Lawmakers and the White House last year agreed to cap defense spending at $738 billion in fiscal 2020 and $740 billion in fiscal 2021, a decline in inflation-adjusted terms.
The aftermath of the Jan. 2 targeting of Maj. Gen. Qassim Suleimani, head of the Iranian Revolutionary Guard Corps’ Quds Force, could also be the latest dynamic that prevents the Pentagon from completing its oft-declared shift from Mideast insurgencies of the past two decades to great power competition with China and Russia. The Pentagon has spent billions of dollars in recent years developing new weapons for these types of wars.
“With U.S. geopolitical/military focus heightened now in the Middle East, U.S. antagonists in other regions (Europe & Asia) could use this as an opportunity to create mischief or take overt action,” Schweizer wrote.
Increased tensions with Iran, and more broadly in the Middle East, could also factor into the 2020 U.S. presidential election.
“If Middle East conflict were to ratchet ... we think it could be tougher for Democratic Party electoral candidates to argue against a stronger defense budget in 2020, which would remove a defense sentiment overhang,” Citi analyst Jon Raviv wrote in a Friday note to investors. “And as is always the unfortunate case, defense stocks tend to benefit from perceptions of heightened risk and the potential for geopolitical conflict.”
Presidential candidates Bernie Sanders and Elizabeth Warren are among Democrats who have called for cutting the defense budget.

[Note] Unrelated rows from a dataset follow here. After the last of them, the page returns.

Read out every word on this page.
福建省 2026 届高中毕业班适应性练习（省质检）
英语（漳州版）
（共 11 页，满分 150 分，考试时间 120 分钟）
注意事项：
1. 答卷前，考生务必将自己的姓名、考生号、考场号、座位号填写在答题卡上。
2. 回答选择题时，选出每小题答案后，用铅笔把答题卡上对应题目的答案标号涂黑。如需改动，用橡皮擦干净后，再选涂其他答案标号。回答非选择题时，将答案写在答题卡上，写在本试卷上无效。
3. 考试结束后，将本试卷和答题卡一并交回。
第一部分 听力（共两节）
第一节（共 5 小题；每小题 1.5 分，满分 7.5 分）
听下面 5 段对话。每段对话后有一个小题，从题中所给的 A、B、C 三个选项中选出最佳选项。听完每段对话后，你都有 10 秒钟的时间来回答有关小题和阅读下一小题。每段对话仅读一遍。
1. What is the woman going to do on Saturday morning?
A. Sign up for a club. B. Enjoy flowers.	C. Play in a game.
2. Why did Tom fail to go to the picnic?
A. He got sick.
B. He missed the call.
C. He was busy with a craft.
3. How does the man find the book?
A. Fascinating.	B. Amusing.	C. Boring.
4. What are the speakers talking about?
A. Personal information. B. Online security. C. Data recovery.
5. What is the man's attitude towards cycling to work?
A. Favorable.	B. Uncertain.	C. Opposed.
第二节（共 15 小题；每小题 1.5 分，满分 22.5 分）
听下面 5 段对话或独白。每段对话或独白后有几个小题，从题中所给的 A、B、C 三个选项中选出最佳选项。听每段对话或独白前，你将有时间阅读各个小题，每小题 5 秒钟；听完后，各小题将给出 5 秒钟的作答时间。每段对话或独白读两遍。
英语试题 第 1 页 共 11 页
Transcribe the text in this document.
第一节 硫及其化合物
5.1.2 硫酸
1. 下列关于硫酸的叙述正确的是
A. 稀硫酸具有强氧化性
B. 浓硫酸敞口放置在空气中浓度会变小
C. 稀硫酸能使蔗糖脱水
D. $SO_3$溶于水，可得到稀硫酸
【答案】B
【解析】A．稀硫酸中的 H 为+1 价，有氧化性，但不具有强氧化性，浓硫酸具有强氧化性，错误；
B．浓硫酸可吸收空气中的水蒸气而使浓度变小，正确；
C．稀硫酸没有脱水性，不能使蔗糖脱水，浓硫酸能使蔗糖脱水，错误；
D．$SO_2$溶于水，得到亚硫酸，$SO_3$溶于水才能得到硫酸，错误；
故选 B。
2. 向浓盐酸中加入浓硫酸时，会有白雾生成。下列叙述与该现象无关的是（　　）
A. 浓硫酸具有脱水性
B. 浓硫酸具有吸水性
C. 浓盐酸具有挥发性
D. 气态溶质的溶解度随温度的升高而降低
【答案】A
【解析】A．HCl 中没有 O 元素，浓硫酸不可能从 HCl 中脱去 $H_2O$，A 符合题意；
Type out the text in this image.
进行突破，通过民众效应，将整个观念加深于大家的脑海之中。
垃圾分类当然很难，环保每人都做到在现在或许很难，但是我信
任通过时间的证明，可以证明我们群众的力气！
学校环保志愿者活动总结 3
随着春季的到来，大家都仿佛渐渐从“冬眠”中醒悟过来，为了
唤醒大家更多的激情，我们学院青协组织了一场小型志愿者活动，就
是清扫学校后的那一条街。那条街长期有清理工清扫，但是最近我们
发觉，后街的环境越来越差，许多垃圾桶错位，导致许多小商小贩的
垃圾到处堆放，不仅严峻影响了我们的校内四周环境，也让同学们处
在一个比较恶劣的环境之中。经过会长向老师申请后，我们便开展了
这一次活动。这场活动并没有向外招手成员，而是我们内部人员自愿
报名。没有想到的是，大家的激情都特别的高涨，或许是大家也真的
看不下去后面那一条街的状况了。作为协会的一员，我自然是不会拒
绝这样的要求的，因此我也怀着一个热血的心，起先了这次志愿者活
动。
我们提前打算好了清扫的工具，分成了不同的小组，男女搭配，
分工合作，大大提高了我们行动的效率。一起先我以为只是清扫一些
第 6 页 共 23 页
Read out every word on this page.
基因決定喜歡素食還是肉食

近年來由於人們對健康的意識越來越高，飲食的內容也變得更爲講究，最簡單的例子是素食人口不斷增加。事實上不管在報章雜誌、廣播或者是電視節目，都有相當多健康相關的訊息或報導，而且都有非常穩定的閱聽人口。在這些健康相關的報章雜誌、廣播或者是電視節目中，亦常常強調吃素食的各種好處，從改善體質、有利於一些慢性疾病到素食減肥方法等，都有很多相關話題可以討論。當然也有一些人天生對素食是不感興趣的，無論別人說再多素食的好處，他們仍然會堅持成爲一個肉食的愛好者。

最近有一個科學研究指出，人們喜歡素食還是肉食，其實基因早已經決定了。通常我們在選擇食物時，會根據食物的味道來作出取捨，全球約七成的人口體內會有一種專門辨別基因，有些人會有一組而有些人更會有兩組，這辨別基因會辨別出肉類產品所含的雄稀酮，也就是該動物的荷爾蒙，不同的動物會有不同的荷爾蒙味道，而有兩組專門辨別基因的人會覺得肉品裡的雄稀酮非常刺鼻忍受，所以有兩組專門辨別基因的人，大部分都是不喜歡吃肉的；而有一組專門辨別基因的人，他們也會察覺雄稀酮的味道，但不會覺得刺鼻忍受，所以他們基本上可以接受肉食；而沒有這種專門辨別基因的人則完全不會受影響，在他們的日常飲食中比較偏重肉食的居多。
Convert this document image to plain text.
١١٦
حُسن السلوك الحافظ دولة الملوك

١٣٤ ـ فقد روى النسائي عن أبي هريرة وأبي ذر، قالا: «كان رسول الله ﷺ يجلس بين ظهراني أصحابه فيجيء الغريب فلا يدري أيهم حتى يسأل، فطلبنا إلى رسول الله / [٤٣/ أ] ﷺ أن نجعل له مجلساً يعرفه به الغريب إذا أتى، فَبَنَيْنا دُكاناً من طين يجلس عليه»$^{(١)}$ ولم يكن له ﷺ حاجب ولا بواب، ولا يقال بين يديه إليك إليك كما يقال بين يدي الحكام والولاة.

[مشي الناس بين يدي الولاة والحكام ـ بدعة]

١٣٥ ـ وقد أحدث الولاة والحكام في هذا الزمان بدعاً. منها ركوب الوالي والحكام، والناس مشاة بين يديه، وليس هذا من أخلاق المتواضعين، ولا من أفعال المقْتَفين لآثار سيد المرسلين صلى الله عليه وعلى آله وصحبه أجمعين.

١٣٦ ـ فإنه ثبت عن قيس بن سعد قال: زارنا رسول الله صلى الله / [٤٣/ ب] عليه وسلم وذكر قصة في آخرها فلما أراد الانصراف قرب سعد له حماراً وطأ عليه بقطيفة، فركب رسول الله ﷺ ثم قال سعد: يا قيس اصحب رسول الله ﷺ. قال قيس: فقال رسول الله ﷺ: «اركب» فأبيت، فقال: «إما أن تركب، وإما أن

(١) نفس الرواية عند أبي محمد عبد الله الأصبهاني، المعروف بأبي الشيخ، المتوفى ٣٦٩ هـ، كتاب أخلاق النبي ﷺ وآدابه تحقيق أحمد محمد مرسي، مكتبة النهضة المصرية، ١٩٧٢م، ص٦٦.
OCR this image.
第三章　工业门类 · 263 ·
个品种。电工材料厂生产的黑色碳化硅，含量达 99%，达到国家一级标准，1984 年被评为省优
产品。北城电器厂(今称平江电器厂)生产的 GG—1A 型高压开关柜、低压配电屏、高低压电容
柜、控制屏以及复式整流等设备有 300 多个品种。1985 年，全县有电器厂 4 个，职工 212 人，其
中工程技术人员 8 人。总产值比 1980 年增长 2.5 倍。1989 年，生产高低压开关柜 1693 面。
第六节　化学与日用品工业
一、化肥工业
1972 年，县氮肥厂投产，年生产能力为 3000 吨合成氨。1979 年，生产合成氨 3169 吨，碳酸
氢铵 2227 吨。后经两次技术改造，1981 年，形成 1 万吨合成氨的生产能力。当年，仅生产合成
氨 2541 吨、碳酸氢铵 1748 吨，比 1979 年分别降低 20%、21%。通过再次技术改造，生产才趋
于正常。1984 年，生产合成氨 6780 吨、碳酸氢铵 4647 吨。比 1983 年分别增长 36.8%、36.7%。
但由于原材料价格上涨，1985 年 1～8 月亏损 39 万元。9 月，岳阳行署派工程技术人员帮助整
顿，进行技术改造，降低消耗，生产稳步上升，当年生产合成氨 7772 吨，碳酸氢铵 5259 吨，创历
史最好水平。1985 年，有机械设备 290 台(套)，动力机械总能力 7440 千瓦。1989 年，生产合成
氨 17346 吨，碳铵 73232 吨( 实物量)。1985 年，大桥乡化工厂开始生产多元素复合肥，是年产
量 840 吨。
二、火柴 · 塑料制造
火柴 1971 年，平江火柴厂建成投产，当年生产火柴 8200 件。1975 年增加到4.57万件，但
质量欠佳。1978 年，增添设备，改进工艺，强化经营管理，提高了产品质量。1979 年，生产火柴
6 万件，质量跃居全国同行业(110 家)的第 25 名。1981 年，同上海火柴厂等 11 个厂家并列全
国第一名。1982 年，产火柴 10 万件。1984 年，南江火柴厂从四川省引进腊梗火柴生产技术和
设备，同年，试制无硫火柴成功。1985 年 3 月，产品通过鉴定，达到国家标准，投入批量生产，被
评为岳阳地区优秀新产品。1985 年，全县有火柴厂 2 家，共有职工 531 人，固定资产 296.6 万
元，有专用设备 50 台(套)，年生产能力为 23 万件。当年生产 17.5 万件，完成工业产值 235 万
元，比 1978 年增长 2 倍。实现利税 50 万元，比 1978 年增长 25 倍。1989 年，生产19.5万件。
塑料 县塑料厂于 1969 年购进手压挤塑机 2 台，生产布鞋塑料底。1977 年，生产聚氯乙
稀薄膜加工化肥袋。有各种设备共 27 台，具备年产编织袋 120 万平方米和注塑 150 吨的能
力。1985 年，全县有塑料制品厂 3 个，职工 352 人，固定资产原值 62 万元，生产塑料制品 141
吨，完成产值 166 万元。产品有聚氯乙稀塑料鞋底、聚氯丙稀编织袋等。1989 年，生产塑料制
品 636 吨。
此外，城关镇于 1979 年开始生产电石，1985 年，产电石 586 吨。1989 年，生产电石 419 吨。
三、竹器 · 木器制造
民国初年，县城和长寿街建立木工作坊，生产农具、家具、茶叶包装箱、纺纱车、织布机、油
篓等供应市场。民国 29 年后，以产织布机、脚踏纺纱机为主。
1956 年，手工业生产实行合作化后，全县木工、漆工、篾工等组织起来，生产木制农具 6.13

On a day when U.S. markets fell amid rising tensions in the Middle East, U.S. defense stocks rose Friday morning, led by Northrop Grumman, Lockheed Martin, and L3 Harris Technologies.
“We expect the immediate knee-jerk reaction to be improved sentiment for defense as a safe haven, but also because of expectations and a conflict will see wide-spread use of conventional precision guided weapons and surface-to-air missile interceptors. Aerojet Rocketdyne, Lockheed Martin, and Raytheon may have larger exposure to these weapons segments than other defense peers,” Capital Alpha Partners analyst Byron Callan wrote in a Friday note to investors.
“U.S weapons production is already at, or approaching capacity, so an issue is how ensuing conflict(s) use existing inventories and whether there are decisions to expand capacity to replenish weapons that are consumed,” Callan wrote. “It may take weeks or months for some clarity to emerge here.”